There are also four freshmen on the roster for the Hoyas. Considering that GU is returning just three real contributors from last year’s roster and adds three newly active transfers, I think it’s safe to say that at least one of these four first years will end up being a notable contributor by the time the season is over. All four are listed as guards, and given the massive loss in assists across the board, that could end up being a boon for the Hoyas. Jazmyn Harmon is the only Georgetown recruit listed by Prospects Nation and Blue Star, although Blue Star marks her at #280 in the country. Weirdly, Harmon is the only one of the four that ESPN doesn’t mention, but the three that are mentioned — Teaghan Flaherty, Yasmin Ott, and Kelsey Ransom — are all outside the top 100 and thus the Worldwide Leader doesn’t really put much work into figuring out where to rank or rate them.

Coach: James Howard, entering his fourth season in charge at Georgetown as well as in Division 1. He has a record of 40-57.

Outlook: Uh, how does bad grab you?

Okay, look. Let’s just boil it down to essentials here. Georgetown was a bad team last year. They went 5-25 and won just two games in Big East play. In fact, they went 1-15 in the final 16 games with a road win over Xavier snapping a 10 game losing streak. 11 of their league losses were by double digits. They had two players straight up quit the team late in the year. Three more players transferred on top of those two. It was an absolutely awful situation all around.

It can not possibly get worse for Georgetown.

This year will assuredly be absolutely no fun for anyone on the roster or the coaching staff. There are seven newcomers to the roster who are probably going to have to do most of the heavy lifting for the team and the three incoming eligible transfers have never actually done heavy lifting for a Division 1 team before.

I don’t even have an idea of where to try to begin to talk about things that Georgetown needs to improve on from last year. There’s almost zero roster continuity, so you can’t look at literally any department and say “oh, they need [insert player here] to step up to shore up rebounding” or whatever. Nothing that was good last year can be counted on to be good again this year because the team is so wildly different. I guess the positive news if you’re a Hoyas fan is that the reverse is true if you’re talking about all the bad things. Maybe lots of things will get better because it will be a lot of different players involved!

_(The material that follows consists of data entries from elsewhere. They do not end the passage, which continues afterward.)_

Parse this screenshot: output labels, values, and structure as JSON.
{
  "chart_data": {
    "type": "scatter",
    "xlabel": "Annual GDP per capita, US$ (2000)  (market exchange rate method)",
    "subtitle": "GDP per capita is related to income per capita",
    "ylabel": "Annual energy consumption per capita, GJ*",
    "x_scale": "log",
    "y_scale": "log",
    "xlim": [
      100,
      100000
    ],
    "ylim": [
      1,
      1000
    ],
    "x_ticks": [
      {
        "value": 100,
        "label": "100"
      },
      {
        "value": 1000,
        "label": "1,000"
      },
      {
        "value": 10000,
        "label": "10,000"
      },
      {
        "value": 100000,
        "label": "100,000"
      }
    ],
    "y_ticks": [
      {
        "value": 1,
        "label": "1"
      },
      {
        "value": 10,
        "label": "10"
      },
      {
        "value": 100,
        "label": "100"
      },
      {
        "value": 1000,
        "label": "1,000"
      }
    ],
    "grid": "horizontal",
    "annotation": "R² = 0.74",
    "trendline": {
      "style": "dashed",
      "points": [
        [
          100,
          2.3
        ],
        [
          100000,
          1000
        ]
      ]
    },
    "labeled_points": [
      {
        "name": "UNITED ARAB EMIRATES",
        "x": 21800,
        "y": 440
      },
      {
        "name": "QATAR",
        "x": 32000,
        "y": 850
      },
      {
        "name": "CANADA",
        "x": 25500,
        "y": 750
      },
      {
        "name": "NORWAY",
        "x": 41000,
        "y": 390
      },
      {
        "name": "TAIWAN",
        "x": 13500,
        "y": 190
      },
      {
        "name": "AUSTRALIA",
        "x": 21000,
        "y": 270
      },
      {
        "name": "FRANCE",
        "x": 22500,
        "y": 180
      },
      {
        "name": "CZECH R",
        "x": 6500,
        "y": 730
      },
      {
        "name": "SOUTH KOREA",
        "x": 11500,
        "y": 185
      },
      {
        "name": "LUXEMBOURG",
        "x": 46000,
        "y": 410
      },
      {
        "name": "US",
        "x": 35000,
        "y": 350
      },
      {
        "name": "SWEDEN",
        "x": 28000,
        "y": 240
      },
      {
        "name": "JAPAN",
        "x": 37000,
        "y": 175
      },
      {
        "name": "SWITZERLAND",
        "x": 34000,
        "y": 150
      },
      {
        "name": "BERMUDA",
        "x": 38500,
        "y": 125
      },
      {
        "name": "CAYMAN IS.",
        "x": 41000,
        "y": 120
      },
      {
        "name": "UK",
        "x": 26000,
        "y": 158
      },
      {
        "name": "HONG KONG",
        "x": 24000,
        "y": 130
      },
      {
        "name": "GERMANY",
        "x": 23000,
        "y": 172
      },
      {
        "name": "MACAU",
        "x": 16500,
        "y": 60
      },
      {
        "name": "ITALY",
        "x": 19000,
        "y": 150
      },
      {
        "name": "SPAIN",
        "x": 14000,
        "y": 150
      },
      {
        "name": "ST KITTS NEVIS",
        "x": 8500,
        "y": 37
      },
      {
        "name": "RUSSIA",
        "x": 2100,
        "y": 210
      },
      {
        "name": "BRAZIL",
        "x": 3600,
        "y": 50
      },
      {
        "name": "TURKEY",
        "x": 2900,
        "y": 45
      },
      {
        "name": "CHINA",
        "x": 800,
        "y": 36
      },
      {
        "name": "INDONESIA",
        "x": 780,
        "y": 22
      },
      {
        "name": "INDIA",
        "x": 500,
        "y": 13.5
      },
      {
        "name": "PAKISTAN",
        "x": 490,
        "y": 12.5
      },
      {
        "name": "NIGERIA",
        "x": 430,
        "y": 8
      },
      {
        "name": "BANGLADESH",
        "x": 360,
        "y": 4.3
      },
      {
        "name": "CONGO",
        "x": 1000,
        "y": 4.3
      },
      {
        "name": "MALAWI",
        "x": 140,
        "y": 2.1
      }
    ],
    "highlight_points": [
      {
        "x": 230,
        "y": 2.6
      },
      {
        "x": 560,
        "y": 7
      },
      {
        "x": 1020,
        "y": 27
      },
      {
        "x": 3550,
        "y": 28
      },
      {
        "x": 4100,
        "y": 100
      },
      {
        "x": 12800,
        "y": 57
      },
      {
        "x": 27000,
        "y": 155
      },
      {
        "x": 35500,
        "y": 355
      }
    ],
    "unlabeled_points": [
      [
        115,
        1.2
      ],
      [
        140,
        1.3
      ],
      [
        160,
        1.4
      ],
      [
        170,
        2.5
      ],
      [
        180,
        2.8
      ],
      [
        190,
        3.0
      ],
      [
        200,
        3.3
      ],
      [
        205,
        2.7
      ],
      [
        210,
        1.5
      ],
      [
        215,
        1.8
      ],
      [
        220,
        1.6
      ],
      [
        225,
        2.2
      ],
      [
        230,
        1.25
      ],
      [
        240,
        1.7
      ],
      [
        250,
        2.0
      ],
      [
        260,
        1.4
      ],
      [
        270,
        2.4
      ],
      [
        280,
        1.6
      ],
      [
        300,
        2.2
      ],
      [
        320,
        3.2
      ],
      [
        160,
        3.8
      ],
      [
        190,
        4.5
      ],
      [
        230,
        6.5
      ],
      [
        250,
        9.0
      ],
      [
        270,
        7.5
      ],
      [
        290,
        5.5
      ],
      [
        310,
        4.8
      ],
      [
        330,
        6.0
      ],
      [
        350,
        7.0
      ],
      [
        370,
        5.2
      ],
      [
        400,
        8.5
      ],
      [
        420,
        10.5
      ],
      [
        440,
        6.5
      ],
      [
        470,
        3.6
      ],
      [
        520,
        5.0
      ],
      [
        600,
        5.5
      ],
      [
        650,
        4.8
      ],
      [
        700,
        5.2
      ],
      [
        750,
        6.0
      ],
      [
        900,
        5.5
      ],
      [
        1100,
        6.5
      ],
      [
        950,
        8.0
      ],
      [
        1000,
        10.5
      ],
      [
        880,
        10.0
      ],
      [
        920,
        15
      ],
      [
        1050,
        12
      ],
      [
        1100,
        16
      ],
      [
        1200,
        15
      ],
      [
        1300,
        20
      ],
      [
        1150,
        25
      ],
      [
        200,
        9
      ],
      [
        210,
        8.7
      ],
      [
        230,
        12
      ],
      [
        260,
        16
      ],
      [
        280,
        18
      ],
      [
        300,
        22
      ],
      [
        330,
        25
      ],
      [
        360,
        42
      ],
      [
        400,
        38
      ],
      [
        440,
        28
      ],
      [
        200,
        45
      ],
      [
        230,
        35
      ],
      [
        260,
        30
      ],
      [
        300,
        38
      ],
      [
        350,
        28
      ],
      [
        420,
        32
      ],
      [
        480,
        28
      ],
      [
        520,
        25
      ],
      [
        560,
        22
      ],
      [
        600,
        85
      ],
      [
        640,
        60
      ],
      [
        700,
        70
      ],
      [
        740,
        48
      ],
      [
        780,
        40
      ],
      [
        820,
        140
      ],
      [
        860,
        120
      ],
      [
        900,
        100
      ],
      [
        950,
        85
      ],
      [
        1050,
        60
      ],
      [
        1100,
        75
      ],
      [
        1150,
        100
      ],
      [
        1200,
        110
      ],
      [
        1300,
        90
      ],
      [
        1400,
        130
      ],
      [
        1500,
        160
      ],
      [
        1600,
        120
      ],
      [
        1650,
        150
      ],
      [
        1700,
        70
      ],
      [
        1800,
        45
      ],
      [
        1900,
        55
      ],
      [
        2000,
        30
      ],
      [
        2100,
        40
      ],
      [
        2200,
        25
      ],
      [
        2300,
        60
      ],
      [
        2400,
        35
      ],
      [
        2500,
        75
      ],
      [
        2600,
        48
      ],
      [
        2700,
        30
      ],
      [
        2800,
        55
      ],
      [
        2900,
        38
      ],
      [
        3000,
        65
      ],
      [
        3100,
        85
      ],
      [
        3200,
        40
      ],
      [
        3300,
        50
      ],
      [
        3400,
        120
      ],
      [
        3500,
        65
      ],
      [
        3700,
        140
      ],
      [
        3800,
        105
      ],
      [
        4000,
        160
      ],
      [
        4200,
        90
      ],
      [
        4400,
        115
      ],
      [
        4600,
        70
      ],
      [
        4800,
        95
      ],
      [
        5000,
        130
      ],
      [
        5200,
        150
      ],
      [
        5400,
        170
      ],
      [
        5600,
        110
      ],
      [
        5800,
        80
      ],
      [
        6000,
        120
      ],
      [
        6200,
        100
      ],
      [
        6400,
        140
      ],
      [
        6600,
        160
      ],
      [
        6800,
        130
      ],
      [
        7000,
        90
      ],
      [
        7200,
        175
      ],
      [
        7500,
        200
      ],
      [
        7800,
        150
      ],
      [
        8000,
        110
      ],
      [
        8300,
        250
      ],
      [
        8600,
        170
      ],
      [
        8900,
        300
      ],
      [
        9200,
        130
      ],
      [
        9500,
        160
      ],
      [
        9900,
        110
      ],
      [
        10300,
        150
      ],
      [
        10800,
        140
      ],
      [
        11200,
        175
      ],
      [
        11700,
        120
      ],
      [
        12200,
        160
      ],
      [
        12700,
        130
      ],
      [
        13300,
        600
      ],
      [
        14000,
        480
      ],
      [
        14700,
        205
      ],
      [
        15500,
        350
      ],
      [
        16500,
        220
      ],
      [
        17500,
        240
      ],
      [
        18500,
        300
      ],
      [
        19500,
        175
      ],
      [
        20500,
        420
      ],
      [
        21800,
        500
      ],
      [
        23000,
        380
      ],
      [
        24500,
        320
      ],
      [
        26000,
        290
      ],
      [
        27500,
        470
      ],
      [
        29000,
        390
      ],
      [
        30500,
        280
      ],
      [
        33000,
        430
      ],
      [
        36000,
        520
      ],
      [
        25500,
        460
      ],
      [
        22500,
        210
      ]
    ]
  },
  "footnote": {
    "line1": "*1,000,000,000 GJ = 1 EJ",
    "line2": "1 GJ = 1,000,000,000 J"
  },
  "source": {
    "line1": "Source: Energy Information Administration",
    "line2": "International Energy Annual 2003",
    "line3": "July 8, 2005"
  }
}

We probably should close on wondering how long Georgetown will allow James Howard to continue as head coach. He was elevated to the top job in the summer of 2017 when Dorothy Adair suddenly took the Delaware job, and boy, I can’t think of any bigger red flags for your program than “the coach would rather be working in the CAA instead of the Big East.” Anyway, Howard was fine for two years, keeping the Hoyas hovering around the .500 mark, and actually improved on his overall win-loss record from Year 1 to Year 2. The bottom fell out last season in Year 3, and with Kovacikova and Thompson just bailing with a couple of games to go, the bottom fell alllllll the way out. It’s going to probably take a couple of years to get this oriented in a positive direction again, and how much time Howard gets to do that is going to be completely dependent on how much the athletic department cares about being competitive in women’s hoops. The league is now more competitive than it has been in Howard’s tenure as DePaul and Marquette are going to gear up to take aim at Connecticut as opposed to just going to war with each other constantly. We’re probably going to see very little in positive momentum this season out of Georgetown, but if things are going to get tougher quickly, then Howard and the Hoyas need to jump on board that train pretty soon.